Signos en red

La Gata Cirko: la compañía que ayudó a consolidar el circo contemporáneo en Bogotá

La Gata Cirko pasó de ser un proyecto universitario a convertirse en uno de los referentes del circo contemporáneo en Colombia. Esta es la historia de su crecimiento en Bogotá.

La Gata Cirko

Lo que comenzó como un encuentro entre estudiantes interesados en la actuación, la improvisación y las disciplinas físicas terminó convirtiéndose en una de las compañías más importantes del circo contemporáneo en Colombia.

La Gata Cirko nació a finales de la década de 1990 gracias a la iniciativa de un grupo de jóvenes que empezó a explorar nuevas formas de expresión artística a través del cuerpo, el movimiento y el humor.

Sus fundadores, Felipe Ortiz y Beto Urrea, coincidieron en el grupo de teatro de la Universidad de los Andes, donde descubrieron una afinidad creativa que los llevó a experimentar con la improvisación y el clown.

Lea también: Pablo Watusi: la salsa bogotana que nació entre barrios, montañas y diversidad cultural

A partir de allí comenzaron a desarrollar propuestas propias que más tarde darían origen a una compañía con identidad propia.

“Bogotá fue esa ciudad ese terreno agreste, pero a la vez dócil y fértil que nos hizo fuerte por su brutalidad, pero que también nos ayudó a crecer por lo que es Bogotá”, comentó Felipe Ortiz.

Bogotá, la ciudad que moldeó su identidad artística

Felipe y Beto concuerdan con que la historia de La Gata Cirko está profundamente ligada a Bogotá.
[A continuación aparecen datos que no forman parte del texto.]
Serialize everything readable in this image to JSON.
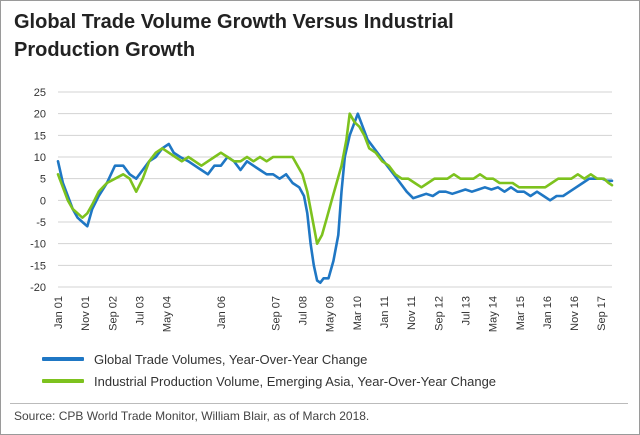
{
  "title_lines": [
    "Global Trade Volume Growth Versus Industrial",
    "Production Growth"
  ],
  "source": "Source: CPB World Trade Monitor, William Blair, as of March 2018.",
  "colors": {
    "global_trade": "#1f77c4",
    "industrial": "#7dc21e",
    "grid": "#d3d3d3"
  },
  "chart_data": {
    "type": "line",
    "title": "Global Trade Volume Growth Versus Industrial Production Growth",
    "xlabel": "",
    "ylabel": "",
    "ylim": [
      -20,
      25
    ],
    "y_ticks": [
      25,
      20,
      15,
      10,
      5,
      0,
      -5,
      -10,
      -15,
      -20
    ],
    "x_ticks": [
      "Jan 01",
      "Nov 01",
      "Sep 02",
      "Jul 03",
      "May 04",
      "Jan 06",
      "Sep 07",
      "Jul 08",
      "May 09",
      "Mar 10",
      "Jan 11",
      "Nov 11",
      "Sep 12",
      "Jul 13",
      "May 14",
      "Mar 15",
      "Jan 16",
      "Nov 16",
      "Sep 17"
    ],
    "x_tick_positions": [
      2001.0,
      2001.83,
      2002.67,
      2003.5,
      2004.33,
      2006.0,
      2007.67,
      2008.5,
      2009.33,
      2010.17,
      2011.0,
      2011.83,
      2012.67,
      2013.5,
      2014.33,
      2015.17,
      2016.0,
      2016.83,
      2017.67
    ],
    "x_range": [
      2001.0,
      2018.0
    ],
    "grid": true,
    "legend_position": "bottom",
    "series": [
      {
        "name": "Global Trade Volumes, Year-Over-Year Change",
        "color": "#1f77c4",
        "points": [
          [
            2001.0,
            9
          ],
          [
            2001.15,
            4
          ],
          [
            2001.3,
            1
          ],
          [
            2001.45,
            -2
          ],
          [
            2001.6,
            -4
          ],
          [
            2001.75,
            -5
          ],
          [
            2001.9,
            -6
          ],
          [
            2002.05,
            -2
          ],
          [
            2002.25,
            1
          ],
          [
            2002.5,
            4
          ],
          [
            2002.75,
            8
          ],
          [
            2003.0,
            8
          ],
          [
            2003.2,
            6
          ],
          [
            2003.4,
            5
          ],
          [
            2003.6,
            7
          ],
          [
            2003.8,
            9
          ],
          [
            2004.0,
            10
          ],
          [
            2004.2,
            12
          ],
          [
            2004.4,
            13
          ],
          [
            2004.55,
            11
          ],
          [
            2004.75,
            10
          ],
          [
            2005.0,
            9
          ],
          [
            2005.2,
            8
          ],
          [
            2005.4,
            7
          ],
          [
            2005.6,
            6
          ],
          [
            2005.8,
            8
          ],
          [
            2006.0,
            8
          ],
          [
            2006.2,
            10
          ],
          [
            2006.4,
            9
          ],
          [
            2006.6,
            7
          ],
          [
            2006.8,
            9
          ],
          [
            2007.0,
            8
          ],
          [
            2007.2,
            7
          ],
          [
            2007.4,
            6
          ],
          [
            2007.6,
            6
          ],
          [
            2007.8,
            5
          ],
          [
            2008.0,
            6
          ],
          [
            2008.2,
            4
          ],
          [
            2008.4,
            3
          ],
          [
            2008.55,
            1
          ],
          [
            2008.65,
            -3
          ],
          [
            2008.75,
            -10
          ],
          [
            2008.85,
            -15
          ],
          [
            2008.95,
            -18.5
          ],
          [
            2009.05,
            -19
          ],
          [
            2009.15,
            -18
          ],
          [
            2009.3,
            -18
          ],
          [
            2009.45,
            -14
          ],
          [
            2009.6,
            -8
          ],
          [
            2009.7,
            2
          ],
          [
            2009.8,
            10
          ],
          [
            2009.95,
            15
          ],
          [
            2010.1,
            18
          ],
          [
            2010.2,
            20
          ],
          [
            2010.35,
            17
          ],
          [
            2010.5,
            14
          ],
          [
            2010.7,
            12
          ],
          [
            2010.9,
            10
          ],
          [
            2011.1,
            8
          ],
          [
            2011.3,
            6
          ],
          [
            2011.5,
            4
          ],
          [
            2011.7,
            2
          ],
          [
            2011.9,
            0.5
          ],
          [
            2012.1,
            1
          ],
          [
            2012.3,
            1.5
          ],
          [
            2012.5,
            1
          ],
          [
            2012.7,
            2
          ],
          [
            2012.9,
            2
          ],
          [
            2013.1,
            1.5
          ],
          [
            2013.3,
            2
          ],
          [
            2013.5,
            2.5
          ],
          [
            2013.7,
            2
          ],
          [
            2013.9,
            2.5
          ],
          [
            2014.1,
            3
          ],
          [
            2014.3,
            2.5
          ],
          [
            2014.5,
            3
          ],
          [
            2014.7,
            2
          ],
          [
            2014.9,
            3
          ],
          [
            2015.1,
            2
          ],
          [
            2015.3,
            2
          ],
          [
            2015.5,
            1
          ],
          [
            2015.7,
            2
          ],
          [
            2015.9,
            1
          ],
          [
            2016.1,
            0
          ],
          [
            2016.3,
            1
          ],
          [
            2016.5,
            1
          ],
          [
            2016.7,
            2
          ],
          [
            2016.9,
            3
          ],
          [
            2017.1,
            4
          ],
          [
            2017.3,
            5
          ],
          [
            2017.5,
            5
          ],
          [
            2017.7,
            5
          ],
          [
            2017.85,
            4.5
          ],
          [
            2018.0,
            4.5
          ]
        ]
      },
      {
        "name": "Industrial Production Volume, Emerging Asia, Year-Over-Year Change",
        "color": "#7dc21e",
        "points": [
          [
            2001.0,
            6
          ],
          [
            2001.15,
            3
          ],
          [
            2001.3,
            0
          ],
          [
            2001.45,
            -2
          ],
          [
            2001.6,
            -3
          ],
          [
            2001.75,
            -4
          ],
          [
            2001.9,
            -3
          ],
          [
            2002.05,
            -1
          ],
          [
            2002.25,
            2
          ],
          [
            2002.5,
            4
          ],
          [
            2002.75,
            5
          ],
          [
            2003.0,
            6
          ],
          [
            2003.2,
            5
          ],
          [
            2003.4,
            2
          ],
          [
            2003.6,
            5
          ],
          [
            2003.8,
            9
          ],
          [
            2004.0,
            11
          ],
          [
            2004.2,
            12
          ],
          [
            2004.4,
            11
          ],
          [
            2004.6,
            10
          ],
          [
            2004.8,
            9
          ],
          [
            2005.0,
            10
          ],
          [
            2005.2,
            9
          ],
          [
            2005.4,
            8
          ],
          [
            2005.6,
            9
          ],
          [
            2005.8,
            10
          ],
          [
            2006.0,
            11
          ],
          [
            2006.2,
            10
          ],
          [
            2006.4,
            9
          ],
          [
            2006.6,
            9
          ],
          [
            2006.8,
            10
          ],
          [
            2007.0,
            9
          ],
          [
            2007.2,
            10
          ],
          [
            2007.4,
            9
          ],
          [
            2007.6,
            10
          ],
          [
            2007.8,
            10
          ],
          [
            2008.0,
            10
          ],
          [
            2008.2,
            10
          ],
          [
            2008.35,
            8
          ],
          [
            2008.5,
            6
          ],
          [
            2008.65,
            2
          ],
          [
            2008.8,
            -4
          ],
          [
            2008.95,
            -10
          ],
          [
            2009.1,
            -8
          ],
          [
            2009.25,
            -4
          ],
          [
            2009.4,
            0
          ],
          [
            2009.55,
            4
          ],
          [
            2009.7,
            8
          ],
          [
            2009.85,
            14
          ],
          [
            2009.95,
            20
          ],
          [
            2010.1,
            18
          ],
          [
            2010.25,
            17
          ],
          [
            2010.4,
            15
          ],
          [
            2010.55,
            12
          ],
          [
            2010.75,
            11
          ],
          [
            2010.95,
            9
          ],
          [
            2011.15,
            8
          ],
          [
            2011.35,
            6
          ],
          [
            2011.55,
            5
          ],
          [
            2011.75,
            5
          ],
          [
            2011.95,
            4
          ],
          [
            2012.15,
            3
          ],
          [
            2012.35,
            4
          ],
          [
            2012.55,
            5
          ],
          [
            2012.75,
            5
          ],
          [
            2012.95,
            5
          ],
          [
            2013.15,
            6
          ],
          [
            2013.35,
            5
          ],
          [
            2013.55,
            5
          ],
          [
            2013.75,
            5
          ],
          [
            2013.95,
            6
          ],
          [
            2014.15,
            5
          ],
          [
            2014.35,
            5
          ],
          [
            2014.55,
            4
          ],
          [
            2014.75,
            4
          ],
          [
            2014.95,
            4
          ],
          [
            2015.15,
            3
          ],
          [
            2015.35,
            3
          ],
          [
            2015.55,
            3
          ],
          [
            2015.75,
            3
          ],
          [
            2015.95,
            3
          ],
          [
            2016.15,
            4
          ],
          [
            2016.35,
            5
          ],
          [
            2016.55,
            5
          ],
          [
            2016.75,
            5
          ],
          [
            2016.95,
            6
          ],
          [
            2017.15,
            5
          ],
          [
            2017.35,
            6
          ],
          [
            2017.55,
            5
          ],
          [
            2017.75,
            5
          ],
          [
            2017.9,
            4
          ],
          [
            2018.0,
            3.5
          ]
        ]
      }
    ]
  }
}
Los parques, plazas y espacios públicos de la capital fueron los primeros escenarios donde sus integrantes pudieron experimentar con el público y poner a prueba sus creaciones.

“Recuerdo muchos espacios, por ejemplo, un árbol en la Universidad Nacional donde íbamos a entrenar antes de tener sede y ahí colgaban una tela y ahí entrenaban todos los que hacían aéreos, recuerdo lugares en la Candelaria donde nos uníamos cuando el parche ya empezó a crecer, todo se empezó a dar de manera muy orgánica”, recordó

La Gata Cirko

La ciudad también se convirtió en una fuente permanente de inspiración. Sus contrastes sociales, culturales y urbanos han alimentado numerosas producciones de la compañía.

Obras como ‘Zoom’ reflejan precisamente esa mirada sobre la vida cotidiana bogotana, los personajes que habitan sus calles y las dinámicas que caracterizan a una ciudad diversa y compleja.

Le puede interesar: May Rojas: el artista que resignificó Mirador del Paraíso en Ciudad Bolívar a través del muralismo

Los desafíos de abrir camino para el nuevo circo en Colombia

Cuando La Gata Cirko comenzó su trayectoria, el circo contemporáneo no tenía reconocimiento institucional dentro del sector cultural colombiano. Las convocatorias públicas, los programas de apoyo y las categorías artísticas existentes no contemplaban este tipo de propuestas.

Ante ese panorama, la compañía optó por desarrollar modelos de autogestión que les permitieran financiar sus proyectos.

El diseño de espectáculos para eventos, las presentaciones independientes y la creación constante fueron algunas de las estrategias que utilizaron para mantenerse activos.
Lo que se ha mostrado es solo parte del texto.